«Lasst alle zu mir kommen …»
. Ein Plädoyer für eine zertifikatsfreie Kirche

Aber am letzten, dem höchsten Tag des Festes, trat Jesus auf und rief: Wen da dürstet, der komme zu mir und trinke! (Joh 7,37)

Stellen Sie sich ein antikes Heiligtum vor: Ein uralter Tempel in einem schönen grünen Hain, der schon seit Generationen Menschen verschiedener Kulturen und Sprachen die Möglichkeit bietet, sich zu erholen, wieder zu sich zu finden und dem Leben Halt zu geben; ja vielleicht sogar ein neues Leben anzufangen. Denn im Inneren dieses Tempels befindet sich eine Quelle, der man nachsagt, dass sie alle heilen kann, die aus ihr trinken. Zweifelsohne würde jede Kultur einen solchen Ort wie einen kostbaren Schatz schützen. Und in der Tat haben Tempel, Heiligtümer und heilige Orte seit Menschengedenken einen besonderen Schutz genossen und nicht selten war das unbefugte Betreten eines heiligen Bezirkes sogar mit einer Strafe verbunden.
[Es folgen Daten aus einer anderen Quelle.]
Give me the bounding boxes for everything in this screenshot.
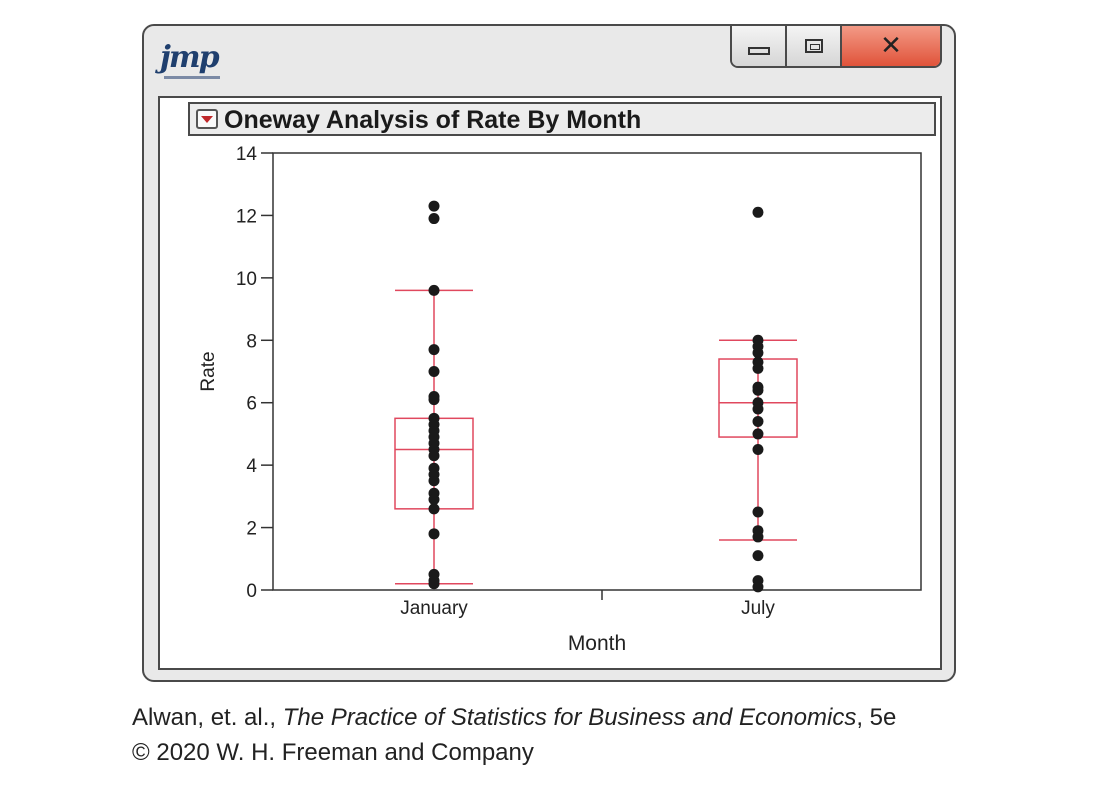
- data-point: [428, 344, 440, 356]
- red-triangle-menu-icon[interactable]: [196, 109, 218, 129]
- data-point: [428, 578, 440, 590]
- y-tick-label: 4: [246, 456, 257, 477]
- y-axis-label: Rate: [198, 351, 219, 391]
- y-tick-label: 10: [236, 269, 257, 290]
- data-point: [428, 528, 440, 540]
- jmp-logo-text: jmp: [160, 40, 220, 75]
- report-panel: Oneway Analysis of Rate By Month: [158, 96, 942, 670]
- data-point: [428, 284, 440, 296]
- report-title: Oneway Analysis of Rate By Month: [224, 106, 642, 134]
- credit-book-title: The Practice of Statistics for Business …: [282, 704, 857, 731]
- plot-frame: [272, 152, 922, 591]
- minimize-button[interactable]: [732, 26, 787, 66]
- data-point: [752, 206, 764, 218]
- data-point: [752, 362, 764, 374]
- jmp-window: jmp ✕ Oneway Analysis of Rate By Month: [142, 24, 956, 682]
- x-axis-label: Month: [568, 632, 626, 655]
- report-titlebar: Oneway Analysis of Rate By Month: [188, 102, 936, 136]
- data-point: [428, 475, 440, 487]
- data-point: [752, 506, 764, 518]
- minimize-icon: [747, 47, 770, 55]
- credit-edition: , 5e: [856, 704, 897, 731]
- data-point: [428, 366, 440, 377]
- data-point: [428, 450, 440, 462]
- data-point: [752, 403, 764, 415]
- figure-credit: Alwan, et. al., The Practice of Statisti…: [132, 704, 896, 732]
- data-point: [752, 415, 764, 427]
- y-tick-label: 0: [246, 581, 257, 602]
- jmp-logo: jmp: [158, 38, 228, 86]
- data-point: [752, 428, 764, 440]
- close-icon: ✕: [880, 31, 902, 61]
- x-tick-label: January: [400, 598, 468, 619]
- window-controls: ✕: [730, 26, 942, 68]
- data-point: [752, 581, 764, 593]
- jmp-logo-tagline: [164, 76, 220, 79]
- y-tick-label: 2: [246, 519, 257, 540]
- data-point: [752, 550, 764, 562]
- y-tick-label: 6: [246, 394, 257, 415]
- data-point: [428, 503, 440, 515]
- data-point: [428, 394, 440, 406]
- data-point: [752, 384, 764, 396]
- x-tick-label: July: [741, 598, 775, 619]
- data-point: [752, 347, 764, 359]
- data-point: [428, 213, 440, 225]
- box-plots: [394, 289, 798, 585]
- maximize-icon: [804, 39, 823, 53]
- data-points: [428, 200, 764, 593]
- data-point: [428, 493, 440, 505]
- copyright-line: © 2020 W. H. Freeman and Company: [132, 739, 534, 766]
- y-tick-label: 8: [246, 331, 257, 352]
- credit-authors: Alwan, et. al.,: [132, 704, 277, 731]
- data-point: [752, 531, 764, 543]
- maximize-button[interactable]: [787, 26, 842, 66]
- data-point: [428, 200, 440, 212]
- data-point: [752, 444, 764, 456]
- close-button[interactable]: ✕: [842, 26, 940, 66]
- y-tick-label: 14: [236, 144, 258, 165]
- y-axis: 0 2 4 6 8 10 12 14: [236, 144, 273, 602]
- y-tick-label: 12: [236, 206, 257, 227]
- x-axis: January July: [400, 590, 775, 619]
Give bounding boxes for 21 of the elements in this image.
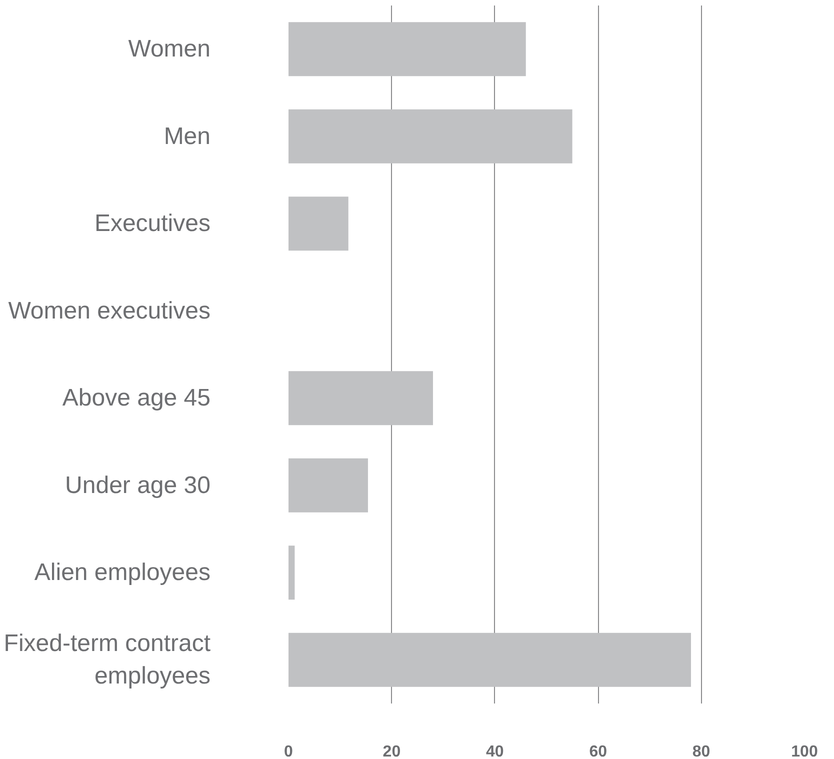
- bar: [288, 22, 526, 76]
- bar: [288, 458, 368, 512]
- bar: [288, 632, 691, 687]
- x-tick-label: 100: [791, 744, 818, 759]
- bar: [288, 371, 433, 426]
- x-tick-label: 0: [284, 744, 294, 759]
- y-tick-label: Alien employees: [34, 559, 211, 586]
- y-tick-label: Men: [164, 122, 210, 150]
- y-tick-label: Women executives: [8, 297, 210, 324]
- bar: [288, 196, 348, 251]
- bar: [288, 109, 572, 164]
- x-tick-label: 80: [692, 744, 710, 759]
- y-tick-label: Under age 30: [65, 472, 211, 499]
- x-tick-label: 60: [589, 744, 608, 759]
- y-tick-label: Women: [128, 36, 211, 63]
- y-tick-label: Fixed-term contract employees: [4, 630, 211, 690]
- y-tick-label: Executives: [94, 210, 211, 238]
- bar: [288, 546, 295, 600]
- y-tick-label: Above age 45: [62, 384, 210, 412]
- x-tick-label: 40: [486, 744, 504, 759]
- x-tick-label: 20: [382, 744, 401, 759]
Im frühen Christentum passiert allerdings etwas Neues: In dieser aufgehenden Religion darf man sich zwar irgendwann auch über wunderschöne Sakralbauten freuen, doch es wird immer wieder betont, dass der eigentliche Tempel Gottes die Menschen sind, die sich in diesen Bauwerken versammeln:

Denn wir sind der Tempel des lebendigen Gottes, wie Gott gesagt hat: ‹Ich werde bei ihnen wohnen und unter ihnen wandeln, und ich werde ihr Gott sein, und sie werden mein Volk sein›. (2Kor 6,16b / Ez 37,27)

Der Tempel Gottes sind hier die versammelten Christen, denn in ihrer Mitte ist Christus anwesend, wie er gesagt hat:

Wo zwei oder drei in meinem Namen versammelt sind, da bin ich mitten unter ihnen. (Mt 18,20)

Das Johannesevangelium illustriert diese sakramentale Präsenz Christi mit sehr schönen Bildern: Christus ist das Brot des Lebens (Joh 6,35), er ist das Licht (Joh 8,12), er ist der wahre Weinstock (Joh 15,1), und er ist auch die Quelle des lebendigen Wassers (Joh 7,38) in der Mitte dieses Tempels (Ez 47), der die Versammlung der Christen ist.

Im Gottesdienst ist Christus also auf eine besondere Art und Weise leiblich anwesend. Er lädt alle ein zu ihm zu kommen, die durstig (Joh 7,37), mühselig und beladen sind, denn er will sie erquicken (Mt 11,28). Die Einladung Christi an Bedingungen zu knüpfen widerspricht dem Geist des Evangeliums und steht Menschen nicht zu. Das Evangelium ist uns Grundlage und Leitlinie und aus diesem Grund finden unsere Gottesdienste weiterhin ohne eine Zertifikatspflicht statt. In unsere Gottesdienste sind ALLE ganz herzlich eingeladen.